Когда в январе 1832 г. Булгарин получил по почте воззвание эмигрантского польского комитета, он переслал «сие гнусное изделие бессильной злобы и безумства» (по его определению) шефу жандармов А.Х. Бенкендорфу, утверждая в сопроводительном письме, что члены комитета, «наделав бездну зла своему отечеству, кончили свое поприще тем, что, быв злодеями, стали смешными»[544].
В 1834 г. он писал своему другу, занимавшему видный пост в польской администрации, по поводу восставших: «Ах скоты! Растерзал бы своими руками этих проклятых карбонаров и пропагандистов. Истые гиены и бешеные волки! Надобно убивать, где встретишь»[545]. Однако такая реакция на восстание еще не означает, что Булгарин полностью отказался от Польши.
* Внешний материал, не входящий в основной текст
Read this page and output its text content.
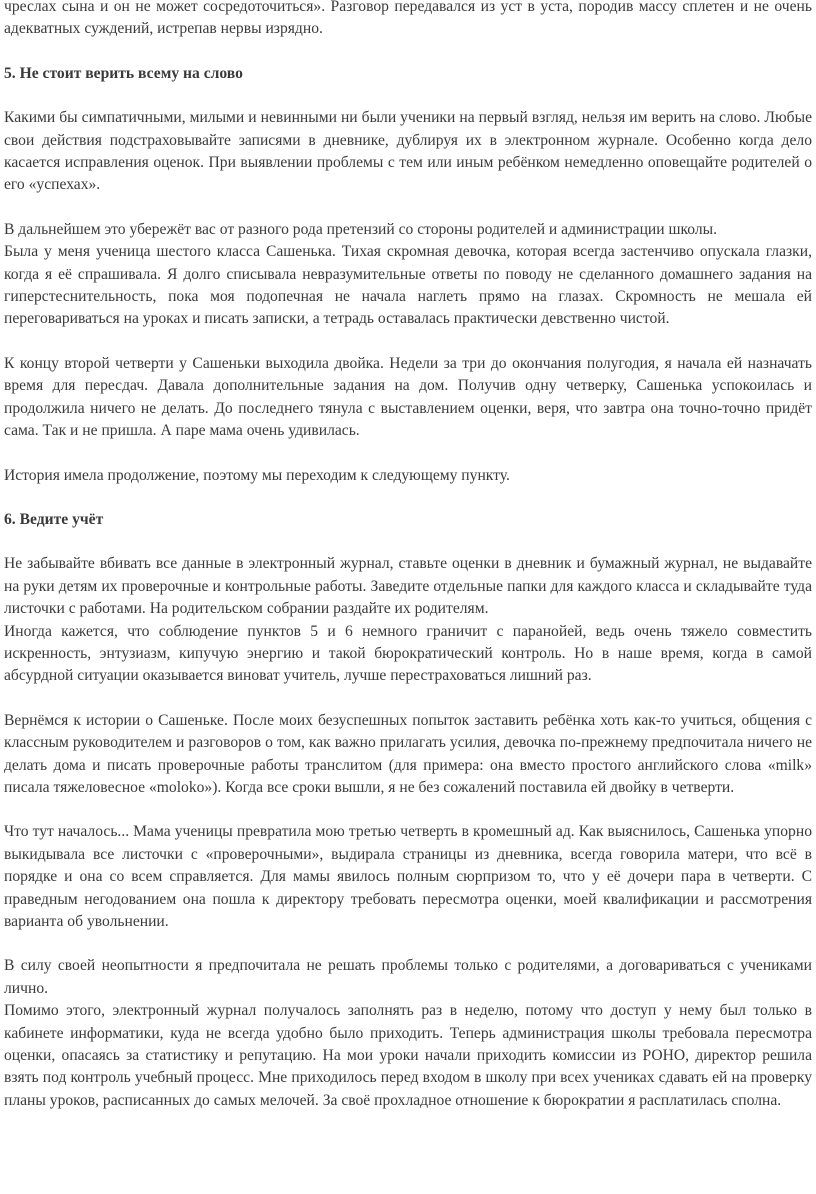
чреслах сына и он не может сосредоточиться». Разговор передавался из уст в уста, породив массу сплетен и не очень адекватных суждений, истрепав нервы изрядно.

5. Не стоит верить всему на слово

Какими бы симпатичными, милыми и невинными ни были ученики на первый взгляд, нельзя им верить на слово. Любые свои действия подстраховывайте записями в дневнике, дублируя их в электронном журнале. Особенно когда дело касается исправления оценок. При выявлении проблемы с тем или иным ребёнком немедленно оповещайте родителей о его «успехах».

В дальнейшем это убережёт вас от разного рода претензий со стороны родителей и администрации школы.

Была у меня ученица шестого класса Сашенька. Тихая скромная девочка, которая всегда застенчиво опускала глазки, когда я её спрашивала. Я долго списывала невразумительные ответы по поводу не сделанного домашнего задания на гиперстеснительность, пока моя подопечная не начала наглеть прямо на глазах. Скромность не мешала ей переговариваться на уроках и писать записки, а тетрадь оставалась практически девственно чистой.

К концу второй четверти у Сашеньки выходила двойка. Недели за три до окончания полугодия, я начала ей назначать время для пересдач. Давала дополнительные задания на дом. Получив одну четверку, Сашенька успокоилась и продолжила ничего не делать. До последнего тянула с выставлением оценки, веря, что завтра она точно-точно придёт сама. Так и не пришла. А паре мама очень удивилась.

История имела продолжение, поэтому мы переходим к следующему пункту.

6. Ведите учёт

Не забывайте вбивать все данные в электронный журнал, ставьте оценки в дневник и бумажный журнал, не выдавайте на руки детям их проверочные и контрольные работы. Заведите отдельные папки для каждого класса и складывайте туда листочки с работами. На родительском собрании раздайте их родителям.

Иногда кажется, что соблюдение пунктов 5 и 6 немного граничит с паранойей, ведь очень тяжело совместить искренность, энтузиазм, кипучую энергию и такой бюрократический контроль. Но в наше время, когда в самой абсурдной ситуации оказывается виноват учитель, лучше перестраховаться лишний раз.

Вернёмся к истории о Сашеньке. После моих безуспешных попыток заставить ребёнка хоть как-то учиться, общения с классным руководителем и разговоров о том, как важно прилагать усилия, девочка по-прежнему предпочитала ничего не делать дома и писать проверочные работы транслитом (для примера: она вместо простого английского слова «milk» писала тяжеловесное «moloko»). Когда все сроки вышли, я не без сожалений поставила ей двойку в четверти.

Что тут началось... Мама ученицы превратила мою третью четверть в кромешный ад. Как выяснилось, Сашенька упорно выкидывала все листочки с «проверочными», выдирала страницы из дневника, всегда говорила матери, что всё в порядке и она со всем справляется. Для мамы явилось полным сюрпризом то, что у её дочери пара в четверти. С праведным негодованием она пошла к директору требовать пересмотра оценки, моей квалификации и рассмотрения варианта об увольнении.

В силу своей неопытности я предпочитала не решать проблемы только с родителями, а договариваться с учениками лично.

Помимо этого, электронный журнал получалось заполнять раз в неделю, потому что доступ у нему был только в кабинете информатики, куда не всегда удобно было приходить. Теперь администрация школы требовала пересмотра оценки, опасаясь за статистику и репутацию. На мои уроки начали приходить комиссии из РОНО, директор решила взять под контроль учебный процесс. Мне приходилось перед входом в школу при всех учениках сдавать ей на проверку планы уроков, расписанных до самых мелочей. За своё прохладное отношение к бюрократии я расплатилась сполна.
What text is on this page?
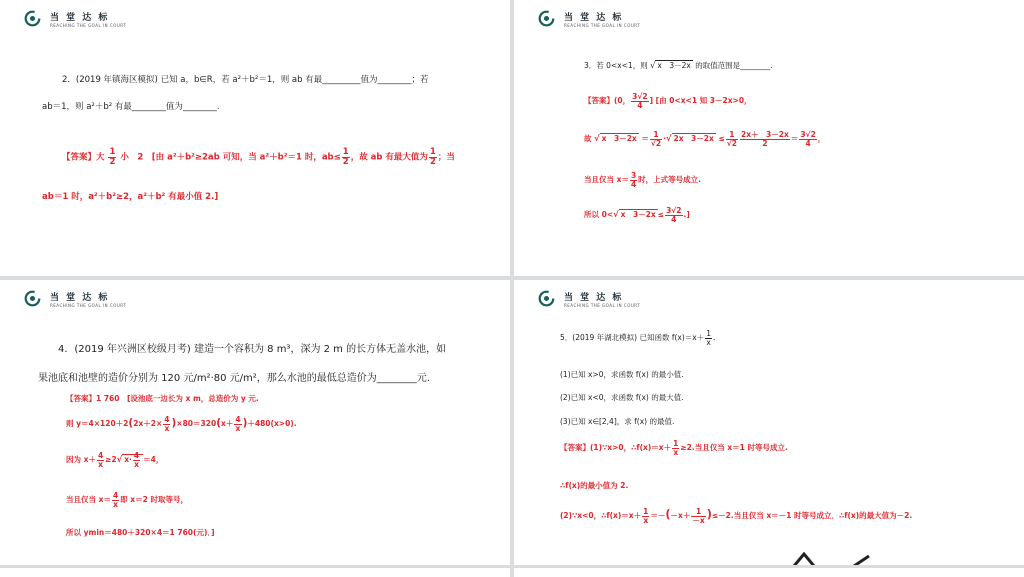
当 堂 达 标
REACHING THE GOAL IN COURT
2．(2019 年镇海区模拟) 已知 a，b∈R，若 a²＋b²＝1，则 ab 有最_________值为________；若
ab＝1，则 a²＋b² 有最________值为________.
【答案】大 $\frac{1}{2}$ 小　2　[由 a²＋b²≥2ab 可知，当 a²＋b²＝1 时，$ab\le \frac{1}{2}$ ，故 ab 有最大值为 $\frac{1}{2}$ ；当
ab＝1 时，a²＋b²≥2，a²＋b² 有最小值 2.]
当 堂 达 标
REACHING THE GOAL IN COURT
3．若 0<x<1，则 √ x　3－2x 的取值范围是________.
【答案】(0， $\frac{3√2}{4}$ ] [由 0<x<1 知 3－2x>0，
故 √ x　$3-2x = \frac{1}{√2}$ ·√ 2x　$3-2x \le \frac{1}{√2} \frac{2x+ 3-2x}{2} = \frac{3√2}{4}$ ，
当且仅当 $x= \frac{3}{4}$ 时，上式等号成立.
所以 0<√ x　$3-2x \le \frac{3√2}{4}$ .]
当 堂 达 标
REACHING THE GOAL IN COURT
4．(2019 年兴洲区校级月考) 建造一个容积为 8 m³，深为 2 m 的长方体无盖水池，如
果池底和池壁的造价分别为 120 元/m²·80 元/m²，那么水池的最低总造价为________元.
【答案】1 760　[设池底一边长为 x m，总造价为 y 元.
则 $y=4\times 120+2(2x+2\times \frac{4}{x} )\times 80=320(x+ \frac{4}{x} )+480(x>0)$.
因为 $x+ \frac{4}{x} \ge 2√$ $x\cdot \frac{4}{x} =4$，
当且仅当 $x= \frac{4}{x}$ 即 x＝2 时取等号，
所以 ymin＝480＋320×4＝1 760(元)．]
当 堂 达 标
REACHING THE GOAL IN COURT
5．(2019 年湖北模拟) 已知函数 $f(x)=x+ \frac{1}{x}$ .
(1)已知 x>0，求函数 f(x) 的最小值.
(2)已知 x<0，求函数 f(x) 的最大值.
(3)已知 x∈[2,4]，求 f(x) 的最值.
【答案】(1)∵x>0，∴f(x)＝x＋ $\frac{1}{x} \ge 2$.当且仅当 x＝1 时等号成立.
∴f(x)的最小值为 2.
(2)∵x<0，∴f(x)＝x＋ $\frac{1}{x} =-(-x+ \frac{1}{-x} )\le-2$.当且仅当 x＝－1 时等号成立．∴f(x)的最大值为－2.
Даже при «полонофиле» Александре I Булгарин опасался «перегнуть палку» в своих попытках приобщить русское общество к достижениям польской науки и польской литературы (он писал Лелевелю: «Я боюсь, чтобы меня не обвинили в излишнем поляцизме, тогда придется проститься с доверием публики…»)[546].
После восстания отношение к полякам сильно изменилось в худшую сторону. Внешне Булгарин стал все больше и больше идентифицировать себя с русскими. Однако в отличие от многих поляков он не до конца обрусел и продолжал интересоваться историей и культурой своей родины. Показательно, что он не перешел в православие и остался католиком, а всем сыновьям дал польские имена (Болеслав, Владислав, Мечислав, Святослав).
Он печатался в журнале «Bałamut peterburski» («Петербургский баламут»), выходившем в 1830–1836 гг.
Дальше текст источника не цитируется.